Mielke’s recall petition also accused Boldt, Olson and Stewart of awarding the county’s newspaper of record contract to The Columbian over The Reflector, which provided a lower bid, as a reward for negative coverage of Madore and Mielke.

State law requires counties to enter into contracts with a local paper for legal advertisements, notices which often involve court matters such as real estate and child custody. Mielke argued that the councilors misused public funds by awarding the contract to The Columbian. 

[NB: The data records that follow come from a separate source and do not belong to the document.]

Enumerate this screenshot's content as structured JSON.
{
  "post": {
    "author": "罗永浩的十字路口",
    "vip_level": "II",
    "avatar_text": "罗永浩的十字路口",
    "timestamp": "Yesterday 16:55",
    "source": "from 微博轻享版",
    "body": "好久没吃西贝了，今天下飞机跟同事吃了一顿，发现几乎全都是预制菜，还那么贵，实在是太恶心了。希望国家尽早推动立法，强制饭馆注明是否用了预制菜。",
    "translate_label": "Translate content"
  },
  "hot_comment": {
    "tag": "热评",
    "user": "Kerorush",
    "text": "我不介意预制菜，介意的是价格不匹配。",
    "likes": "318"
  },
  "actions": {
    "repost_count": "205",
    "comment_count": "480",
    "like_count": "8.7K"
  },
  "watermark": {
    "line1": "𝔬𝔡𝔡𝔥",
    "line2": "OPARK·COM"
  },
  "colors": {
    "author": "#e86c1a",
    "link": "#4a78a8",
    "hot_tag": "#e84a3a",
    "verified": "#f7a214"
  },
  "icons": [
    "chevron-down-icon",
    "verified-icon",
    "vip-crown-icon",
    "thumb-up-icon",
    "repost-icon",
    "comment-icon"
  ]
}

But the Supreme Court found that the lower court properly dismissed the charge, reasoning that awarding the contract to The Columbian, a daily with a larger circulation, was ultimately more cost-effective than awarding it to The Reflector, a weekly.

Dissolution of DES

Finally, Mielke argued in his recall petition that because the council controls the budget, McCauley made the unauthorized decision to dissolve the Department of Environmental Services, eliminating the director position of former Sen. Don Benton, R-Vancouver, a friend of Mielke’s who was appointed to the job.

Mielke faulted the three councilors in his petition for allowing McCauley to make the decision to dissolve the department. But the Supreme Court found that the councilors believed McCauley had the authority to do so and dismissed the charge.

“Even assuming, without deciding, that McCauley lacked authority to reorganize a county department, there is no evidence that Boldt, Olson, or Stewart intended to violate the law,” reads the ruling.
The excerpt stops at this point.